Chine: Comment Xi Jinping pourrait bientôt rester président à vie
CHINE•Le Parti communiste chinois appelle à supprimer la limite de deux mandats consécutifs...M.C. avec AFP
L'essentiel
- Le comité central du Parti communiste chinois a proposé d’effacer de la constitution la limite de deux mandats consécutifs.
- Xi Jinping souhaiterait rester au pouvoir jusqu’en 2033.
- Le dirigeant chinois « se poutinise, en moins démocratique », notent des spécialistes du pays.
Le plus puissant dirigeant chinois depuis un quart de siècle est en passe de se transformer en « empereur rouge ». Omniprésent dans les médias et objet d’une intense propagande, Xi Jinping, 64 ans, pourrait bientôt rester président de la République populaire aussi longtemps qu’il lui plaira, à la faveur d’un changement constitutionnel supprimant la limite de deux mandats présidentiels.
Le comité central du Parti communiste chinois, sorte de parlement du PCC, a proposé d’effacer de la constitution la mention stipulant qu’un président « ne peut pas exercer plus de deux mandats consécutifs » de cinq ans, a annoncé l’agence Chine nouvelle. Xi Jinping, président de la République populaire depuis 2013, doit normalement quitter ses fonctions en 2023.
« Il souhaite rester au pouvoir jusqu’en 2033 »
« Je pense qu’il va devenir empereur à vie et le Mao Tsé-toung du XXIe siècle », commente le politologue Willy Lam, depuis l’Université chinoise de Hong Kong, en référence au tout-puissant fondateur du régime communiste (1949). Les investisseurs chinois, réputés superstitieux, se sont d’ailleurs rués lundi pour acheter sur les Bourses locales les actions d’entreprises comprenant les mots « impérial » ou « empereur » dans leur nom.

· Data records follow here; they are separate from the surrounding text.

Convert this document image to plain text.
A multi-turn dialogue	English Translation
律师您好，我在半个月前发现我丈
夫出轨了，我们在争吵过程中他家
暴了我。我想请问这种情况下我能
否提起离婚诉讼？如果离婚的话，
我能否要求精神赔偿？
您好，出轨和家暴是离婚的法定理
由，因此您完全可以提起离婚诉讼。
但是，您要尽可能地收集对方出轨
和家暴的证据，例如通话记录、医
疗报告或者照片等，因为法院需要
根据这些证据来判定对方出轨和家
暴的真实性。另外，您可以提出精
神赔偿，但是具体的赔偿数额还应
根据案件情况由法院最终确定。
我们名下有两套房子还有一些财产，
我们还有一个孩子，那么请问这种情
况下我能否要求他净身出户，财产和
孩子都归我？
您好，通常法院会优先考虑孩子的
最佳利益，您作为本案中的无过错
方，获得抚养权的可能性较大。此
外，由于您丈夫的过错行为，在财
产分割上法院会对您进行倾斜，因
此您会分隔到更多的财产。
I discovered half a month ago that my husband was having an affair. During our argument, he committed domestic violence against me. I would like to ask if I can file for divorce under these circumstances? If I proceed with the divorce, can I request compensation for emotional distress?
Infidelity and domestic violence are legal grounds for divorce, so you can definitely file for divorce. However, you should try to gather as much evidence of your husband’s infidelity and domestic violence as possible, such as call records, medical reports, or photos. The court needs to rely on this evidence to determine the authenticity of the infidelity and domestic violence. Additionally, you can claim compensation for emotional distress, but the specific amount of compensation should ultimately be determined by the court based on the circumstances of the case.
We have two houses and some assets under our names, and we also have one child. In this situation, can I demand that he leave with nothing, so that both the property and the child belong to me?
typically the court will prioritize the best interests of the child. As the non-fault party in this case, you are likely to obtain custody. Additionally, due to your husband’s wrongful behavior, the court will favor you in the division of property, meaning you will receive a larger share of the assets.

« Si sa santé le lui permet, il souhaite rester au pouvoir 20 ans, c’est-à-dire jusqu’en 2032 en tant que secrétaire général du Parti et 2033 en tant que président de l’Etat », ajoute Willy Lam, citant des sources proches du pouvoir à Pékin. Xi Jinping aura alors 80 ans.
Le PCC a également proposé d’inclure « la Pensée Xi Jinping » dans la constitution du pays, a rapporté Chine nouvelle. Ces dispositions seront soumises aux parlementaires chinois lors de la session annuelle plénière de l’Assemblée nationale populaire (ANP), qui s’ouvre le 5 mars.
Xi Jinping « se poutinise, en moins démocratique »
En cherchant à se maintenir indéfiniment au pouvoir, Xi Jinping « se poutinise, en moins démocratique » que le président russe Vladimir Poutine, observe le sinologue Jean-Pierre Cabestan, depuis l’Université baptiste de Hong Kong.
Après avoir placé depuis cinq ans des hommes à lui aux échelons les plus élevés du pouvoir, il devrait obtenir, selon Pierre Cabestan, le poste de président de l’ANP pour un très proche, Li Zhanshu, son « éminence grise » devenu l’an dernier numéro trois du régime, après le Premier ministre Li Keqiang. « Il s’assure ainsi que la réforme constitutionnelle sera adoptée sans coup férir », prévoit le sinologue, notant l’existence d’une opposition interne au régime.
« Il n’y a pas de contre-pouvoirs. C’est très dangereux »
Depuis son arrivée à la tête du Parti fin 2012, Xi Jinping a concentré les pouvoirs sur sa personne comme aucun dirigeant chinois ne l’avait fait depuis au moins un quart de siècle. Il a engagé une lutte contre la corruption qui a vu plus d’un million de cadres sanctionnés -- mais d’aucuns y voient avant tout un moyen pour le président de se débarrasser de toute opposition interne.
Son pouvoir s’est accompagné d’un retour du quasi-culte de la personnalité autour du président, omniprésent dans les médias, et d’un renforcement de la répression visant la presse, les défenseurs de la démocratie et des droits de l’homme. « Nous assistons au retour de l’ère Mao Tsé-toung, lorsqu’une seule personne décidait pour des centaines de millions », commente Willy Lam. « Il n’y a pas de contre-pouvoirs. C’est très dangereux car Xi Jinping risque de commettre des erreurs parce que personne n’osera s’opposer à lui. »
Les Etats-Unis ont estimé lundi que le maintien au pouvoir du président chinois relevait de la politique intérieure de Pékin. « Je pense que c’est une décision qui appartient à la Chine », a déclaré Sarah Sanders, porte-parole de l’exécutif américain. « Le président (Trump) a parlé de limite des mandats, c’est une chose à laquelle il est favorable aux Etats-Unis, mais cette décision appartient à la Chine », a-t-elle ajouté, dans une brève et prudente réaction.